Coffee-ground micropores absorb odors and perpetually reflect UV rays. Several casualwear and sportswear brands have used it in their collections: Hugo Boss (polo shirt for 99.90 €, made with 40% S.Café®), Timberland (Cycling Falmouth jacket, 160 €, with 42 grams of coffee grounds, in other words, 16% S.Café®), and Louis Garneau (Drytex 3400 cycling pants with 62% S.Café®).

Fermented tea
Growing your clothes: here’s a concept from a pioneer in bio-culture, British designer Suzanne Lee, who managed to grow her fabrics using living microorganisms. The cultivation is conducted using kombucha, an acidic drink with a green tea base. This fermented tea is mixed with bacteria and yeast. The bacteria feed on sugar and produce a membrane: microbial cellulose. After a few weeks, this material is dried and molded before it is manufactured. A young French designer took up this idea by growing a symbiotic bacterium called “scoby”. Like a fungus or Mother of Vinegar, this scoby grows by developing mold. Stelina Lorieux thus obtained organic matter, with an initially gelatinous consistency, which solidifies after dehydration.
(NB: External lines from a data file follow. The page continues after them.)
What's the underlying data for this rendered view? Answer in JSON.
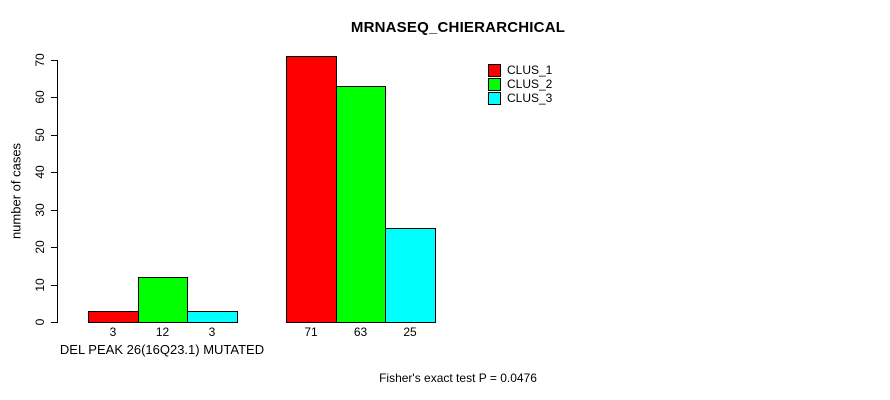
{
  "chart_data": {
    "type": "bar",
    "title": "MRNASEQ_CHIERARCHICAL",
    "xlabel": "",
    "ylabel": "number of cases",
    "ylim": [
      0,
      70
    ],
    "yticks": [
      0,
      10,
      20,
      30,
      40,
      50,
      60,
      70
    ],
    "grid": false,
    "legend_position": "top-right",
    "categories": [
      "DEL PEAK 26(16Q23.1) MUTATED",
      ""
    ],
    "series": [
      {
        "name": "CLUS_1",
        "color": "#ff0000",
        "values": [
          3,
          71
        ]
      },
      {
        "name": "CLUS_2",
        "color": "#00ff00",
        "values": [
          12,
          63
        ]
      },
      {
        "name": "CLUS_3",
        "color": "#00ffff",
        "values": [
          3,
          25
        ]
      }
    ],
    "bar_value_labels": [
      [
        3,
        12,
        3
      ],
      [
        71,
        63,
        25
      ]
    ],
    "annotation": "Fisher's exact test P = 0.0476"
  }
}
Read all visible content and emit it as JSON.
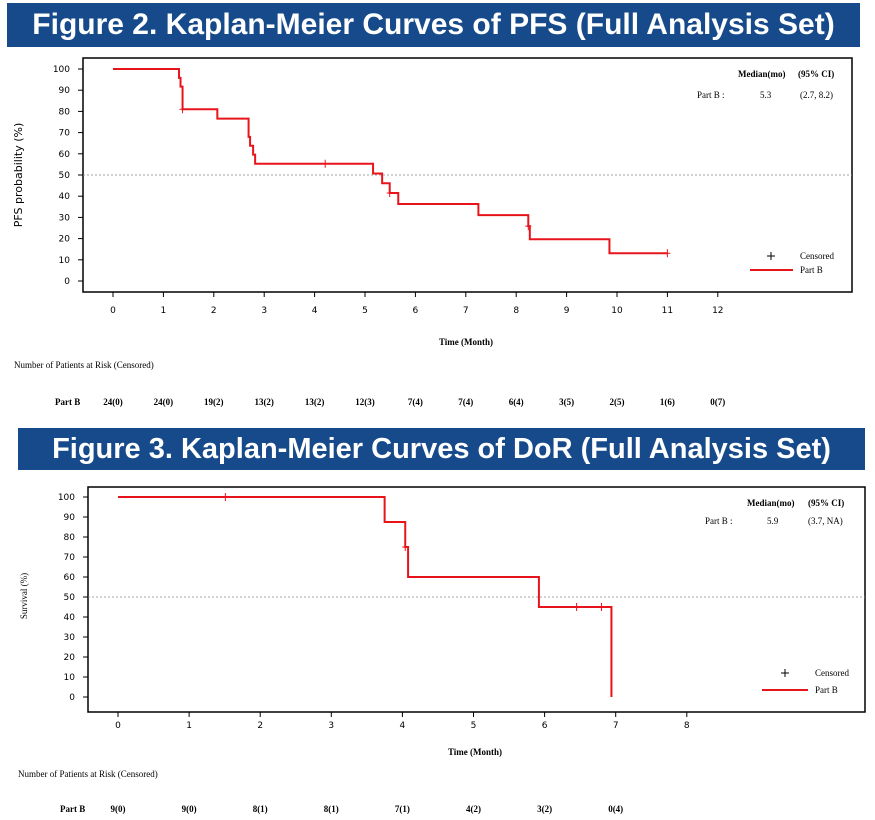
{
  "figures": [
    {
      "title": "Figure 2. Kaplan-Meier Curves of PFS (Full Analysis Set)",
      "xlabel": "Time (Month)",
      "ylabel": "PFS probability (%)",
      "median_header": "Median(mo)",
      "ci_header": "(95% CI)",
      "median_row": {
        "label": "Part B :",
        "median": "5.3",
        "ci": "(2.7, 8.2)"
      },
      "legend": {
        "censored": "Censored",
        "series": "Part B"
      },
      "risk_header": "Number of Patients at Risk (Censored)",
      "risk_row_label": "Part B",
      "risk_values": [
        "24(0)",
        "24(0)",
        "19(2)",
        "13(2)",
        "13(2)",
        "12(3)",
        "7(4)",
        "7(4)",
        "6(4)",
        "3(5)",
        "2(5)",
        "1(6)",
        "0(7)"
      ]
    },
    {
      "title": "Figure 3. Kaplan-Meier Curves of DoR (Full Analysis Set)",
      "xlabel": "Time (Month)",
      "ylabel": "Survival (%)",
      "median_header": "Median(mo)",
      "ci_header": "(95% CI)",
      "median_row": {
        "label": "Part B :",
        "median": "5.9",
        "ci": "(3.7,  NA)"
      },
      "legend": {
        "censored": "Censored",
        "series": "Part B"
      },
      "risk_header": "Number of Patients at Risk (Censored)",
      "risk_row_label": "Part B",
      "risk_values": [
        "9(0)",
        "9(0)",
        "8(1)",
        "8(1)",
        "7(1)",
        "4(2)",
        "3(2)",
        "0(4)"
      ]
    }
  ],
  "chart_data": [
    {
      "type": "line",
      "subtype": "kaplan-meier step",
      "title": "Figure 2. Kaplan-Meier Curves of PFS (Full Analysis Set)",
      "xlabel": "Time (Month)",
      "ylabel": "PFS probability (%)",
      "xlim": [
        0,
        12
      ],
      "ylim": [
        0,
        100
      ],
      "xticks": [
        "0",
        "1",
        "2",
        "3",
        "4",
        "5",
        "6",
        "7",
        "8",
        "9",
        "10",
        "11",
        "12"
      ],
      "yticks": [
        "0",
        "10",
        "20",
        "30",
        "40",
        "50",
        "60",
        "70",
        "80",
        "90",
        "100"
      ],
      "reference_line_y": 50,
      "legend_position": "bottom-right",
      "grid": false,
      "series": [
        {
          "name": "Part B",
          "color": "#e8141b",
          "steps": [
            [
              0,
              100
            ],
            [
              1.31,
              95.8
            ],
            [
              1.34,
              91.7
            ],
            [
              1.38,
              81.0
            ],
            [
              2.07,
              76.6
            ],
            [
              2.69,
              68.0
            ],
            [
              2.72,
              63.8
            ],
            [
              2.78,
              59.6
            ],
            [
              2.82,
              55.3
            ],
            [
              5.16,
              50.7
            ],
            [
              5.34,
              46.1
            ],
            [
              5.49,
              41.5
            ],
            [
              5.66,
              36.3
            ],
            [
              7.25,
              31.1
            ],
            [
              8.24,
              25.9
            ],
            [
              8.27,
              19.7
            ],
            [
              9.85,
              13.1
            ],
            [
              11.0,
              13.1
            ]
          ],
          "censored": [
            [
              1.38,
              81.0
            ],
            [
              4.21,
              55.3
            ],
            [
              5.49,
              41.5
            ],
            [
              8.24,
              25.9
            ],
            [
              11.0,
              13.1
            ]
          ]
        }
      ]
    },
    {
      "type": "line",
      "subtype": "kaplan-meier step",
      "title": "Figure 3. Kaplan-Meier Curves of DoR (Full Analysis Set)",
      "xlabel": "Time (Month)",
      "ylabel": "Survival (%)",
      "xlim": [
        0,
        8
      ],
      "ylim": [
        0,
        100
      ],
      "xticks": [
        "0",
        "1",
        "2",
        "3",
        "4",
        "5",
        "6",
        "7",
        "8"
      ],
      "yticks": [
        "0",
        "10",
        "20",
        "30",
        "40",
        "50",
        "60",
        "70",
        "80",
        "90",
        "100"
      ],
      "reference_line_y": 50,
      "legend_position": "bottom-right",
      "grid": false,
      "series": [
        {
          "name": "Part B",
          "color": "#e8141b",
          "steps": [
            [
              0,
              100
            ],
            [
              3.75,
              87.5
            ],
            [
              4.04,
              75.0
            ],
            [
              4.08,
              60.0
            ],
            [
              5.92,
              45.0
            ],
            [
              6.94,
              0
            ]
          ],
          "censored": [
            [
              1.51,
              100
            ],
            [
              4.04,
              75.0
            ],
            [
              6.45,
              45.0
            ],
            [
              6.8,
              45.0
            ]
          ]
        }
      ]
    }
  ]
}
French start-up Open Biofabrics, specialized in bio-design using scoby, also wants to revolutionize the textile world by replacing garment factories with high-tech laboratories. Starting in 2011, Suzanne Lee presented her first jackets and shoes made from “kombucha”. In 2016, it was Young A. Lee’s team, a researcher from the University of Iowa, and author of “Sustainable Fibers for the Fashion Industry”, who presented similar work on jackets and shoes, emphasizing the biodegradable aspect of this fiber. Despite a truly virtuous life cycle, this new cellulose fiber is not yet fully ready for market: issues with moisture absorption make the fabric less durable. Its manufacture in a lab setting have yet to be scaled up to an industrial level. We’re not quite there yet.